Gravitational WavesGravitational interaction of compact objects. Of significant interest today is to compute the gravitational waves emitted during the merger of compact objects, in particular binary black holes, binary neutron stars, and black hole-neutron star binaries. Understanding the gravitational wave emission in such events is important for the anticipated detection and deciphering of them by gravitational wave detectors such as LIGO. Furthermore, with binary neutron star or neutron star/black hole mergers strong electromagnetic
and neutrino emission also occur; this offers the exciting possibility of coincident detection in gravitational waves, which could provide a tremendous wealth of information about the source. The image shown here is a depiction of the gravitational waves radiated during an equal mass binary black hole merger, shortly after the two black holes have merged into a single black hole.
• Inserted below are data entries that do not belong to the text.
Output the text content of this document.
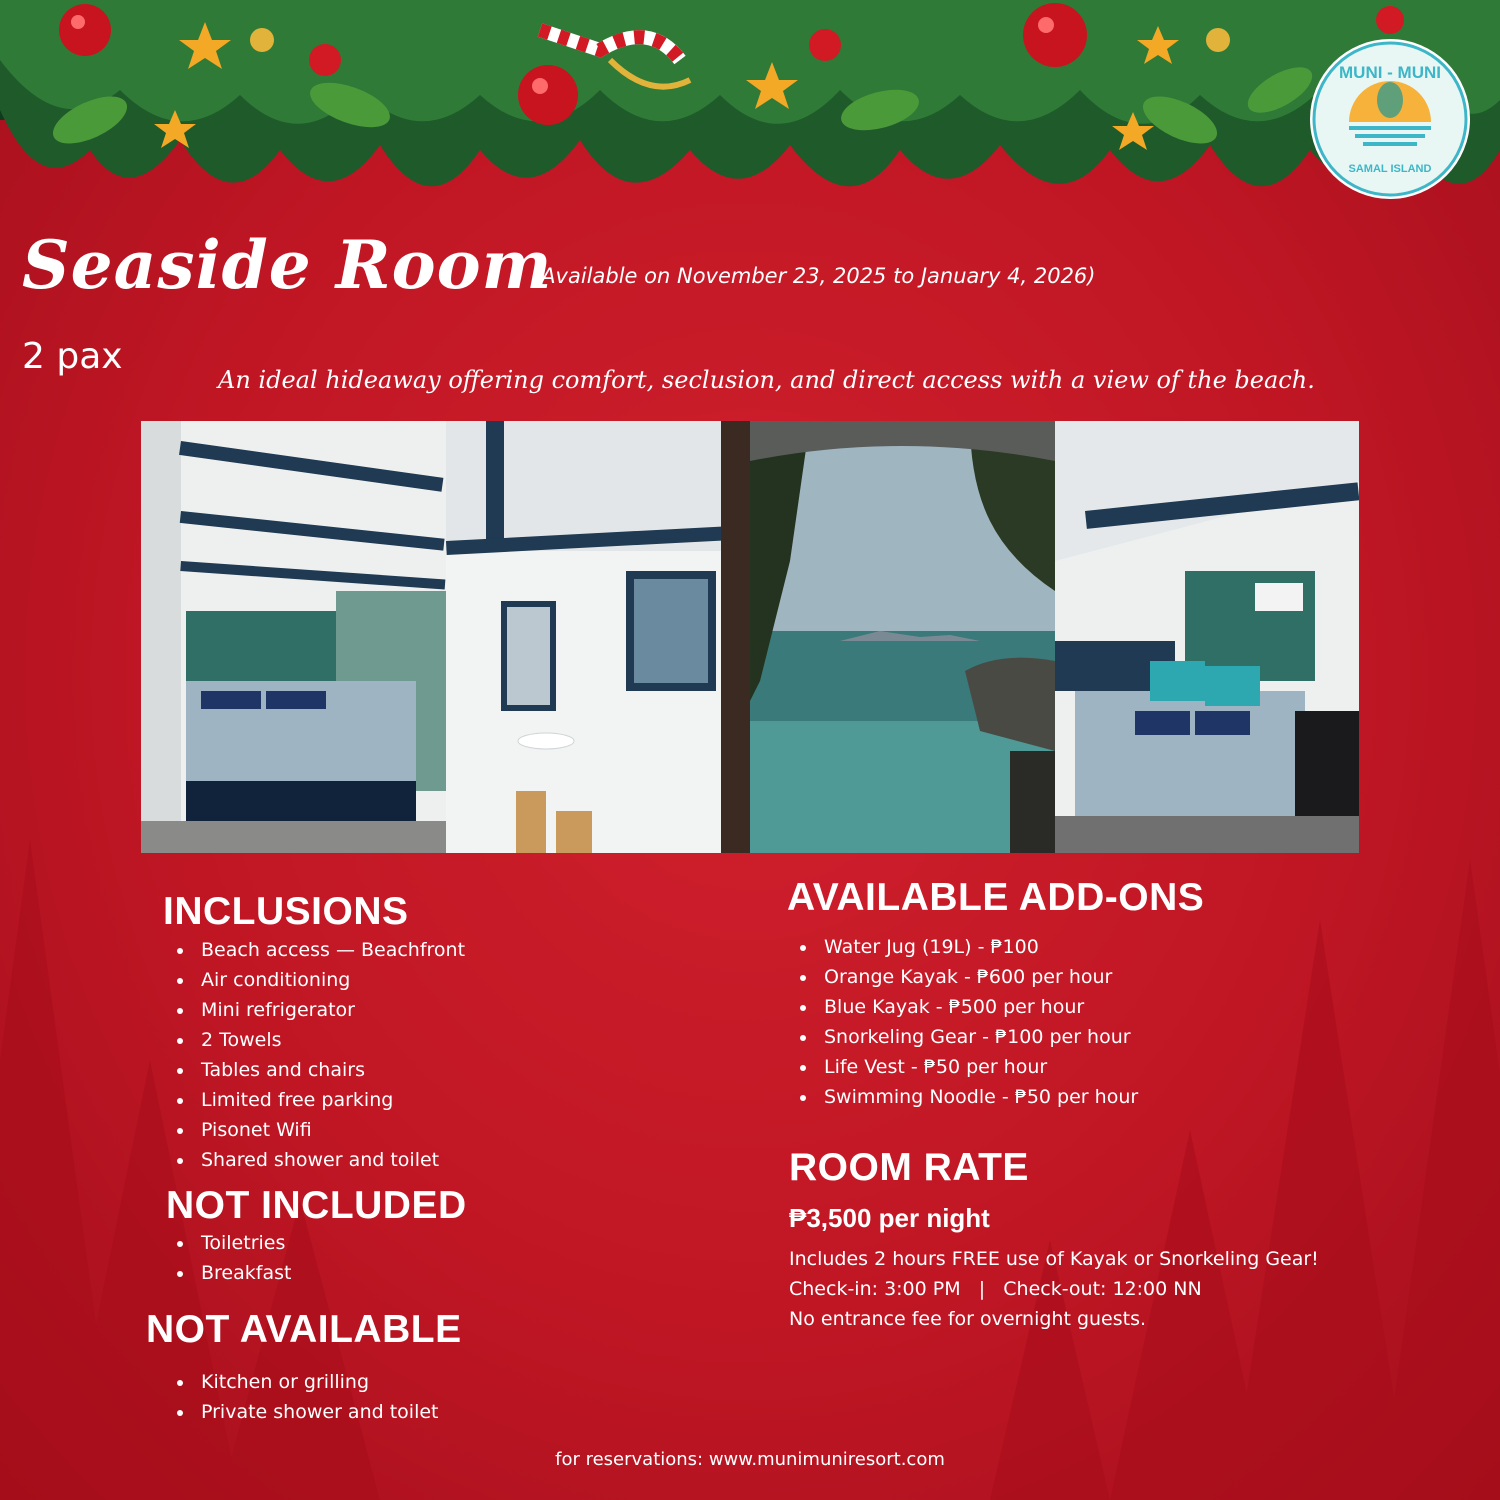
MUNI - MUNI
SAMAL ISLAND
Seaside Room
(Available on November 23, 2025 to January 4, 2026)
2 pax
An ideal hideaway offering comfort, seclusion, and direct access with a view of the beach.
INCLUSIONS
Beach access — Beachfront
Air conditioning
Mini refrigerator
2 Towels
Tables and chairs
Limited free parking
Pisonet Wifi
Shared shower and toilet
NOT INCLUDED
Toiletries
Breakfast
NOT AVAILABLE
Kitchen or grilling
Private shower and toilet
AVAILABLE ADD-ONS
Water Jug (19L) - ₱100
Orange Kayak - ₱600 per hour
Blue Kayak - ₱500 per hour
Snorkeling Gear - ₱100 per hour
Life Vest - ₱50 per hour
Swimming Noodle - ₱50 per hour
ROOM RATE
₱3,500 per night
Includes 2 hours FREE use of Kayak or Snorkeling Gear!
Check-in: 3:00 PM   |   Check-out: 12:00 NN
No entrance fee for overnight guests.
for reservations: www.munimuniresort.com
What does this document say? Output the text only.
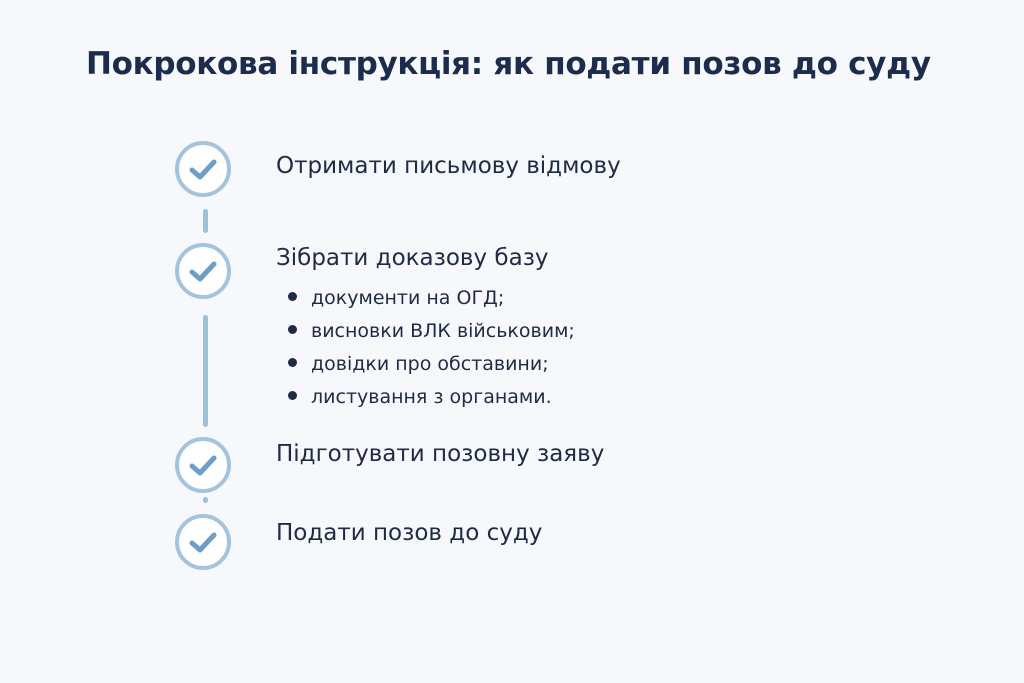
Покрокова інструкція: як подати позов до суду

Отримати письмову відмову

Зібрати доказову базу

документи на ОГД;
висновки ВЛК військовим;
довідки про обставини;
листування з органами.

Підготувати позовну заяву

Подати позов до суду
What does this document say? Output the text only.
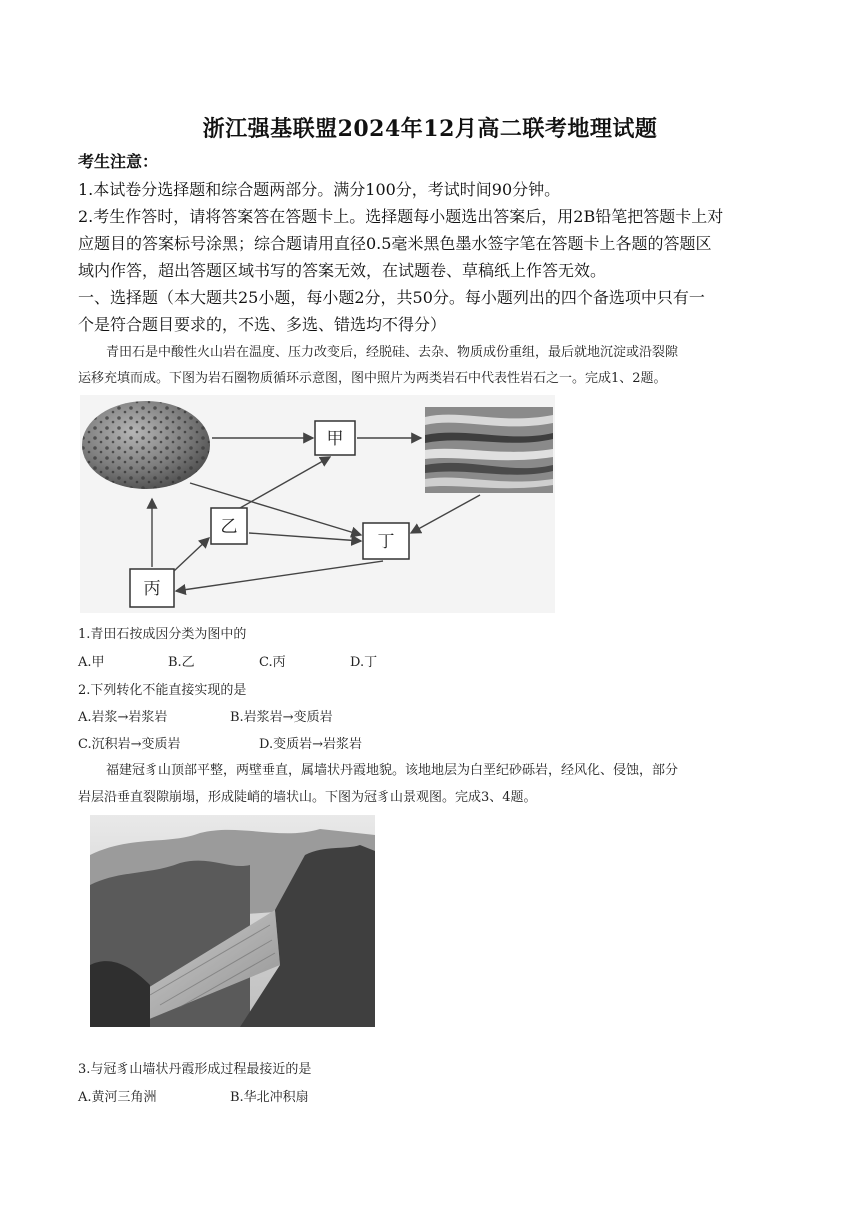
浙江强基联盟2024年12月高二联考地理试题
考生注意：
1.本试卷分选择题和综合题两部分。满分100分，考试时间90分钟。
2.考生作答时，请将答案答在答题卡上。选择题每小题选出答案后，用2B铅笔把答题卡上对
应题目的答案标号涂黑；综合题请用直径0.5毫米黑色墨水签字笔在答题卡上各题的答题区
域内作答，超出答题区域书写的答案无效，在试题卷、草稿纸上作答无效。
一、选择题（本大题共25小题，每小题2分，共50分。每小题列出的四个备选项中只有一
个是符合题目要求的，不选、多选、错选均不得分）
青田石是中酸性火山岩在温度、压力改变后，经脱硅、去杂、物质成份重组，最后就地沉淀或沿裂隙
运移充填而成。下图为岩石圈物质循环示意图，图中照片为两类岩石中代表性岩石之一。完成1、2题。
甲
乙
丙
丁
1.青田石按成因分类为图中的
A.甲	B.乙	C.丙	D.丁
2.下列转化不能直接实现的是
A.岩浆→岩浆岩	B.岩浆岩→变质岩
C.沉积岩→变质岩	D.变质岩→岩浆岩
福建冠豸山顶部平整，两壁垂直，属墙状丹霞地貌。该地地层为白垩纪砂砾岩，经风化、侵蚀，部分
岩层沿垂直裂隙崩塌，形成陡峭的墙状山。下图为冠豸山景观图。完成3、4题。
3.与冠豸山墙状丹霞形成过程最接近的是
A.黄河三角洲	B.华北冲积扇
Critical phenomena in gravitational collapse. Critical phenomena refers to interesting behavior observed at the threshold of gravitational collapse; i.e. matter that is just on the verge of forming a black hole. Some of the phenomena including universality and self-similarity of the solution, and power law scaling relationships for length scales emerging in near critical collapse. The image to the left shows the continuously self similar solution of scalar field critical collapse.

The instability of higher dimensional black strings. Unlike 4D black holes, many higher dimensional black objects (black holes, strings, rings) are unstable to perturbations. For example, the 5D black string (S2 x R) is unstable to long-wavelength perturbations along the string-like direction, which, as depicted in the image to the right, causes the string to evolve to a state resembling a sequence of spherical black holes connected by thin black strings. The final fate of this instability is still unknown.

QuasicrystalScientific visualization, numerical solution methods, high performance computing. I primarily use finite difference techniques, with adaptive mesh refinement (AMR), to solve the coupled elliptic/hyperbolic partial differential equations of general relativity. The software I have written includes tools to solve such equations in a parallel computer environment, and visualization software to analyze the results.